Final answer:
The expressions equivalent to 3^12 • 7^9 are option C) 7^3 • (3^-4)^-3 • 7^6 and option E) 3^20 • (7^3)^3 • (3^4)^-2, utilizing the rules of exponents.
Step-by-step explanation:
We are tasked with finding which expression is equivalent to 3^12 • 7^9. Let's analyze the given options one by one:
- A) 3^3 • 3^4 • 4^9: This option cannot be correct because it introduces a base of 4, which does not appear in the original expression.
- B) (3^3)^9 • (7^3)^6: Applying the rule of exponents, when you raise a power to a power, you multiply the exponents. Hence, (3^3)^9 becomes 3^(3×9)=3^27, and (7^3)^6 becomes 7^(3×6)=7^18, which is not the original expression 3^12 • 7^9.

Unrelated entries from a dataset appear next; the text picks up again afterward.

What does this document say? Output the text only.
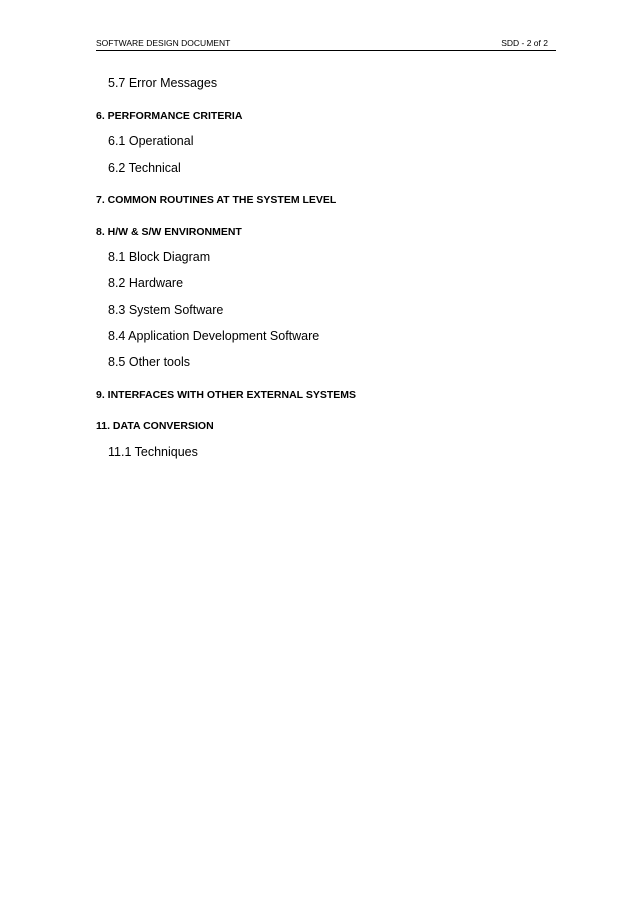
SOFTWARE DESIGN DOCUMENT	SDD - 2 of 2
5.7 Error Messages
6. PERFORMANCE CRITERIA
6.1 Operational
6.2 Technical
7. COMMON ROUTINES AT THE SYSTEM LEVEL
8. H/W & S/W ENVIRONMENT
8.1 Block Diagram
8.2 Hardware
8.3 System Software
8.4 Application Development Software
8.5 Other tools
9. INTERFACES WITH OTHER EXTERNAL SYSTEMS
11. DATA CONVERSION
11.1 Techniques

- C) 7^3 • (3^-4)^-3 • 7^6: Again using the rule of exponents, (3^-4)^-3 becomes 3^12 and 7^3 • 7^6 simplifies to 7^9. This matches the original expression 3^12 • 7^9, so this option is correct.
- D) (3^3 + 3^9) • (7^6 + 7^3): This option introduces addition and doesn't match the multiplication of exponents in the original expression.
- E) 3^20 • (7^3)^3 • (3^4)^-2: This expression simplifies to 3^20 • 7^9 • 3^-8, which eventually simplifies to 3^12 • 7^9. Thus, this option is also correct.
Hence, the equivalent expressions to 3^12 • 7^9 are C) 7^3 • (3^-4)^-3 • 7^6 and E) 3^20 • (7^3)^3 • (3^4)^-2.